In 2008, Charter Arms brought the new Patriot revolvers to the market. The Patriot revolvers were chambered for the .327 Federal Magnum, and were available in 2.2" or 4" stainless steel models. The Charter Arms web site as of August 2011 no longer lists this model under the products category.
Also in 2008, Charter Arms announced a new revolver: the Charter Arms Rimless Revolver. The new revolver would be able to load and fire rimless cartridges such as the 9mm, .40 S&W, and .45 ACP without the need for moon clips. Initially, the revolver was to ship in early spring, however, reported problems with the patents delayed the introduction. Charter Arms set a release date of April 2009 for the CARR. However, Charter Arms missed this deadline, and company representatives have suggested the release date may not be until "late July" of 2009. The CARR which was subsequently called the Pitbull finally reached production in August 2011 and the first Pitbull models had a 2.3" barrel and were chambered for the .40 S&W cartridge as this is the most popular U.S. law enforcement round and would enable the Pitbull to be used as a back-up gun to the .40 service pistol.
In October 2010 MKS discontinued the sales and marketing of Charter Arms. Charter now has taken over the sales and marketing function.

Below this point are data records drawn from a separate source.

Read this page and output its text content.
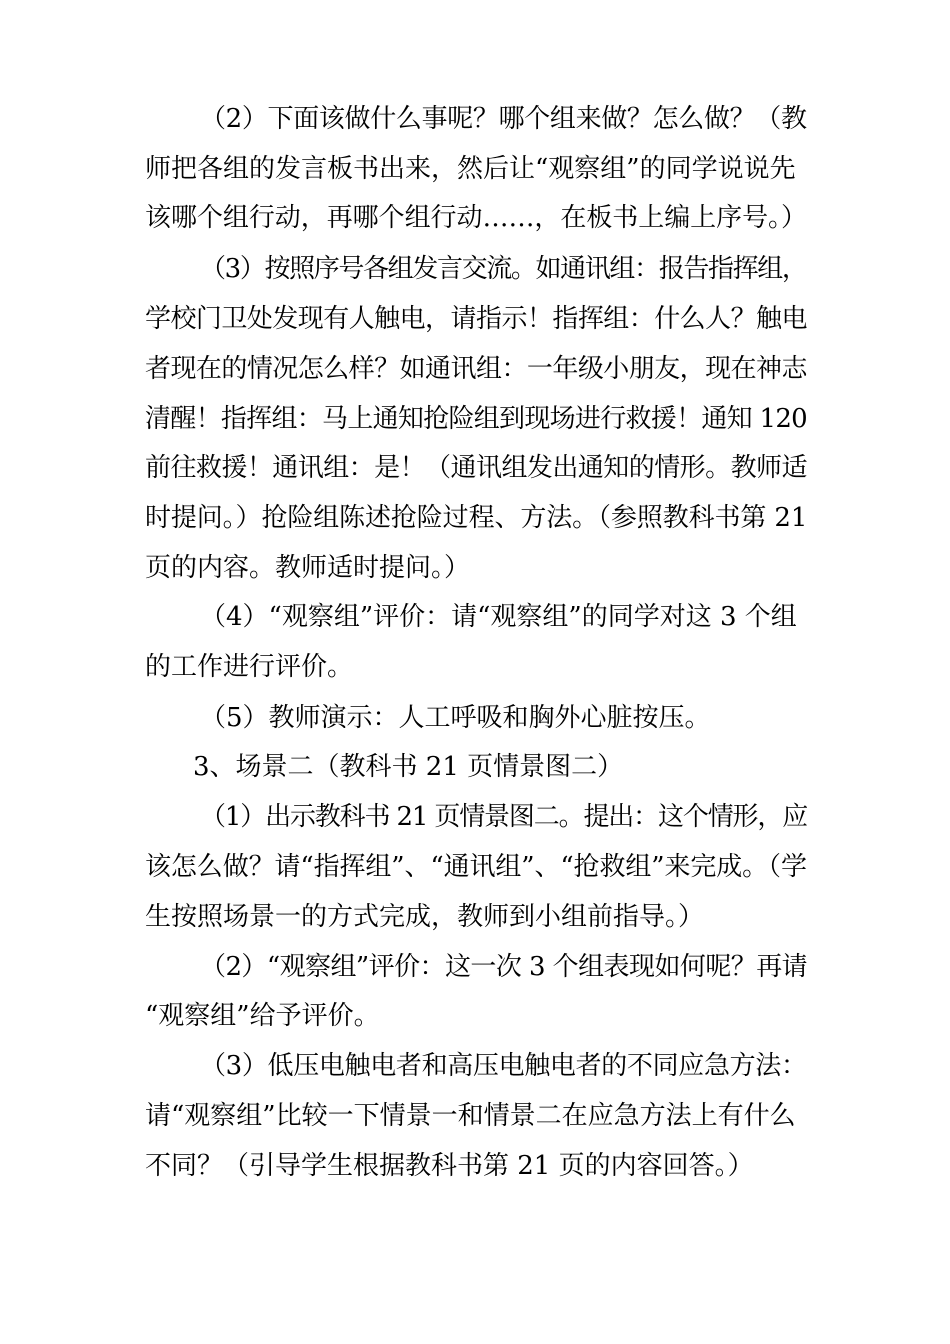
（2）下面该做什么事呢？哪个组来做？怎么做？（教
师把各组的发言板书出来，然后让“观察组”的同学说说先
该哪个组行动，再哪个组行动……，在板书上编上序号。）
（3）按照序号各组发言交流。如通讯组：报告指挥组，
学校门卫处发现有人触电，请指示！指挥组：什么人？触电
者现在的情况怎么样？如通讯组：一年级小朋友，现在神志
清醒！指挥组：马上通知抢险组到现场进行救援！通知 120
前往救援！通讯组：是！（通讯组发出通知的情形。教师适
时提问。）抢险组陈述抢险过程、方法。（参照教科书第 21
页的内容。教师适时提问。）
（4）“观察组”评价：请“观察组”的同学对这 3 个组
的工作进行评价。
（5）教师演示：人工呼吸和胸外心脏按压。
3、场景二（教科书 21 页情景图二）
（1）出示教科书 21 页情景图二。提出：这个情形，应
该怎么做？请“指挥组”、“通讯组”、“抢救组”来完成。（学
生按照场景一的方式完成，教师到小组前指导。）
（2）“观察组”评价：这一次 3 个组表现如何呢？再请
“观察组”给予评价。
（3）低压电触电者和高压电触电者的不同应急方法：
请“观察组”比较一下情景一和情景二在应急方法上有什么
不同？（引导学生根据教科书第 21 页的内容回答。）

- The Bulldog: .44 Special
- The Target Bulldog: .357 Magnum
- The Undercover: .38 Special
- The Undercoverette: .32 H&R Magnum
- The Mag Pug: .357 Magnum
- The Patriot: .327 Federal Magnum
- The Pathfinder: .22 LR and .22 Magnum
- The Off Duty: .38 Special (similar to the Undercover but with a bobbed hammer and weighing 12 oz (340 g))
- The Dixie Derringer: .22 LR and .22 Magnum
- The Pitbull: .40 S&W and 9mm (same frame as Bulldog and Pug)
- The Southpaw: .38 Special (the first and only revolver made for left-handed shooters)
Historical and cultural significance
- The .44 Bulldog revolver gained notoriety after it was used by Son of Sam serial killer David Berkowitz in his murder spree.
- Mark David Chapman used a Charter Arms .38 Special Undercover snub-nosed revolver to murder musician and former Beatle John Lennon.
- Arthur Bremer attempted to assassinate presidential candidate and governor of Alabama George Wallace, Jr. with a .38 Special Charter Arms Undercover snub-nosed revolver.
- Mumia Abu-Jamal was convicted of using a .38 Special to kill police officer Daniel Faulkner.
- The .44 Bulldog revolver was one of the real firearms used by prop master Terry Lewis to created Rick Deckard's 2019 Detective Special in the 1982 film Blade Runner.